Rethinking questions of identity, social agency and national affiliation, Bhabha provides a working, if controversial, theory of cultural hybridity – one that goes far beyond previous attempts by others. In The Location of Culture, he uses concepts such as mimicry, interstice, hybridity, and liminality to argue that cultural production is always most productive where it is most ambivalent.
BORDER LIVES: THE ART OF THE PRESENT
It is the trope of our times to locate the question of culture in the realm of the beyond. At the century’s edge, we are less exercised by annihilation – the death of the author – or epiphany – the birth of the ‘subject’. Our existence today is marked by a tenebrous sense of survival, living on the borderlines of the ‘present’, for which there seems to be no proper name other than the current and controversial shiftiness of the prefix ‘post’: postmodernism, postcolonialism, postfeminism….

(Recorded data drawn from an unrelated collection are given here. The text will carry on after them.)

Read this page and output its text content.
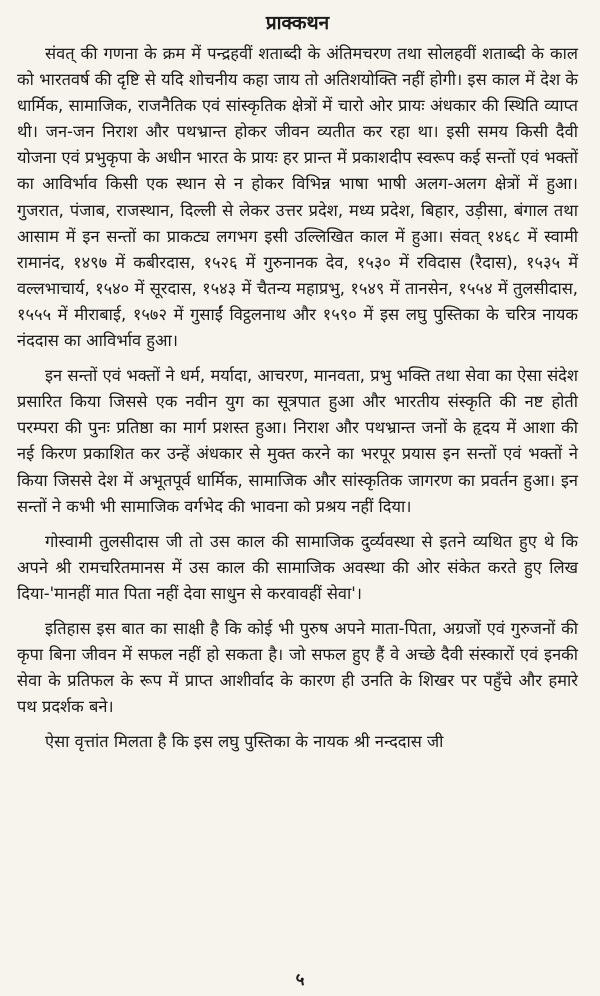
प्राक्कथन

संवत् की गणना के क्रम में पन्द्रहवीं शताब्दी के अंतिमचरण तथा सोलहवीं शताब्दी के काल को भारतवर्ष की दृष्टि से यदि शोचनीय कहा जाय तो अतिशयोक्ति नहीं होगी। इस काल में देश के धार्मिक, सामाजिक, राजनैतिक एवं सांस्कृतिक क्षेत्रों में चारो ओर प्रायः अंधकार की स्थिति व्याप्त थी। जन-जन निराश और पथभ्रान्त होकर जीवन व्यतीत कर रहा था। इसी समय किसी दैवी योजना एवं प्रभुकृपा के अधीन भारत के प्रायः हर प्रान्त में प्रकाशदीप स्वरूप कई सन्तों एवं भक्तों का आविर्भाव किसी एक स्थान से न होकर विभिन्न भाषा भाषी अलग-अलग क्षेत्रों में हुआ। गुजरात, पंजाब, राजस्थान, दिल्ली से लेकर उत्तर प्रदेश, मध्य प्रदेश, बिहार, उड़ीसा, बंगाल तथा आसाम में इन सन्तों का प्राकट्य लगभग इसी उल्लिखित काल में हुआ। संवत् १४६८ में स्वामी रामानंद, १४९७ में कबीरदास, १५२६ में गुरुनानक देव, १५३० में रविदास (रैदास), १५३५ में वल्लभाचार्य, १५४० में सूरदास, १५४३ में चैतन्य महाप्रभु, १५४९ में तानसेन, १५५४ में तुलसीदास, १५५५ में मीराबाई, १५७२ में गुसाईं विट्ठलनाथ और १५९० में इस लघु पुस्तिका के चरित्र नायक नंददास का आविर्भाव हुआ।

इन सन्तों एवं भक्तों ने धर्म, मर्यादा, आचरण, मानवता, प्रभु भक्ति तथा सेवा का ऐसा संदेश प्रसारित किया जिससे एक नवीन युग का सूत्रपात हुआ और भारतीय संस्कृति की नष्ट होती परम्परा की पुनः प्रतिष्ठा का मार्ग प्रशस्त हुआ। निराश और पथभ्रान्त जनों के हृदय में आशा की नई किरण प्रकाशित कर उन्हें अंधकार से मुक्त करने का भरपूर प्रयास इन सन्तों एवं भक्तों ने किया जिससे देश में अभूतपूर्व धार्मिक, सामाजिक और सांस्कृतिक जागरण का प्रवर्तन हुआ। इन सन्तों ने कभी भी सामाजिक वर्गभेद की भावना को प्रश्रय नहीं दिया।

गोस्वामी तुलसीदास जी तो उस काल की सामाजिक दुर्व्यवस्था से इतने व्यथित हुए थे कि अपने श्री रामचरितमानस में उस काल की सामाजिक अवस्था की ओर संकेत करते हुए लिख दिया-'मानहीं मात पिता नहीं देवा साधुन से करवावहीं सेवा'।

इतिहास इस बात का साक्षी है कि कोई भी पुरुष अपने माता-पिता, अग्रजों एवं गुरुजनों की कृपा बिना जीवन में सफल नहीं हो सकता है। जो सफल हुए हैं वे अच्छे दैवी संस्कारों एवं इनकी सेवा के प्रतिफल के रूप में प्राप्त आशीर्वाद के कारण ही उनति के शिखर पर पहुँचे और हमारे पथ प्रदर्शक बने।

ऐसा वृत्तांत मिलता है कि इस लघु पुस्तिका के नायक श्री नन्ददास जी

५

The ‘beyond’ is neither a new horizon, nor a leaving behind of the past…. Beginnings and endings may be the sustaining myths of the middle years; but in the end of the century, we find ourselves in the moment of transit where space and time cross to produce complex figures of difference and identity, past and present, inside and outside, inclusion and exclusion. For there is a sense of disorientation, a disturbance of direction, in the ‘beyond’: an exploratory, restless movement caught so well in the French rendition of the words au-delà – here and there, on all sides, fort/da, hither and thither, back and forth.’